With that in mind, there are 4 ways to think of matrix multiplication:
- Row with column: Rows of A with columns of B
- Column with row: Columns of A with rows of B
- Column with column: Columns of A with columns of B
- Row with row: Rows of A with rows of B
Of course, all these interpretations of matrix multiplication are mathematically equivalent. The value in knowing them is that you can choose the perspective that best fits a situation, making that particular mathematical operation clearer and more intuitive.
All the videos in this post were created using the Manim library, and the code can be found here.
Row-Column multiplication
In this view, the product matrix is filled element by element. The element at position (i, j) is the dot product (or inner product) of the i-th row of matrix A and the j-th column of matrix B. The inner product is a foundational concept in linear algebra: it is large when the two vectors point in roughly the same direction in space, and small or negative when they point in different directions. The inner product between two vectors can also be viewed as a measure of their covariance. This is why the row–column perspective of matrix multiplication connects naturally to computing a covariance matrix, which is obtained by multiplying a matrix by its transpose: A × Aᵀ.
Column-Row multiplication
In this view, the product matrix is seen as the sum of several component matrices. Each component matrix is formed by taking the outer product of the i-th column of matrix A with the i-th row of matrix B. Only columns and rows with the same index are paired in this way.
This column–row perspective makes the idea behind Principal Component Analysis (PCA) much easier to grasp. In PCA, the goal is to reconstruct the original data as the product of two matrices, A and B, where the number of columns in A is far smaller than the original dimensionality of the data. So, if you decide to keep 2 components, you are effectively approximating your data as the sum of two rank-1 matrices.

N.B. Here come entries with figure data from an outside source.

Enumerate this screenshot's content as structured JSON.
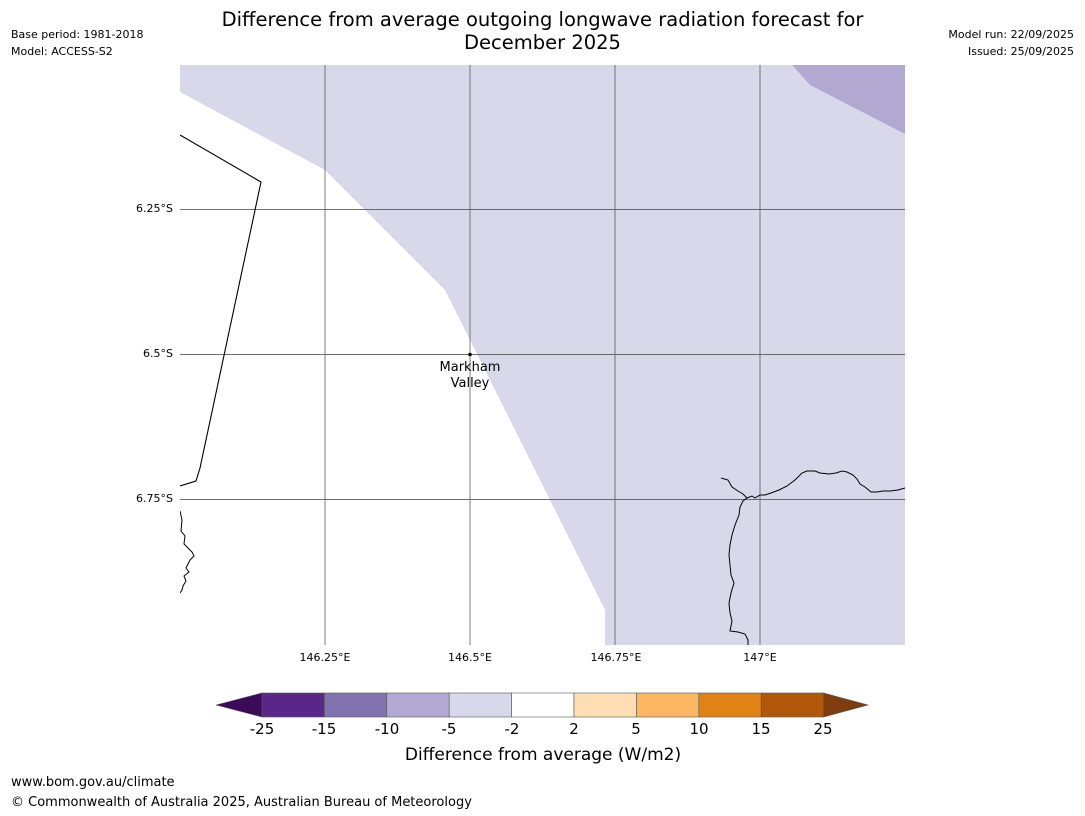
{
  "header": {
    "title_line1": "Difference from average outgoing longwave radiation forecast for",
    "title_line2": "December 2025",
    "base_period": "Base period: 1981-2018",
    "model": "Model: ACCESS-S2",
    "model_run": "Model run: 22/09/2025",
    "issued": "Issued: 25/09/2025"
  },
  "map": {
    "lat_labels": [
      "6.25°S",
      "6.5°S",
      "6.75°S"
    ],
    "lon_labels": [
      "146.25°E",
      "146.5°E",
      "146.75°E",
      "147°E"
    ],
    "place_line1": "Markham",
    "place_line2": "Valley",
    "colors": {
      "light_lavender": "#d8d8ea",
      "lavender": "#b1a9d2",
      "gridline": "#555555",
      "coastline": "#000000"
    }
  },
  "colorbar": {
    "title": "Difference from average (W/m2)",
    "labels": [
      "-25",
      "-15",
      "-10",
      "-5",
      "-2",
      "2",
      "5",
      "10",
      "15",
      "25"
    ],
    "colors": [
      "#3b0a5a",
      "#5a2689",
      "#8173af",
      "#b1a9d2",
      "#d8d8ea",
      "#ffffff",
      "#fedfb3",
      "#fbb761",
      "#e08314",
      "#b2580a",
      "#7f3c0f"
    ]
  },
  "footer": {
    "url": "www.bom.gov.au/climate",
    "copyright": "© Commonwealth of Australia 2025, Australian Bureau of Meteorology"
  }
}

Column-Column multiplication
In this view, the product matrix is populated column by column. Each column of the product matrix is formed by taking a weighted sum of the columns of matrix A. For the i-th column of the product, take each column j of B, multiply it by the element B(i, j), and then add up all these scaled columns. This view is useful when your original data is in matrix A. In that case, matrix B represents an operation applied to A that scales and combines its columns.
Row-Row multiplication
In this view, the product matrix is populated row by row. Each row of the product matrix is formed by taking a weighted sum of the rows of matrix B. For the i-th row of the product, take each row j of B, multiply it by the element A(i, j), and then add up all these scaled rows. This view is useful when your original data is in matrix B. In that case, matrix A represents an operation applied to B that scales and combines its rows.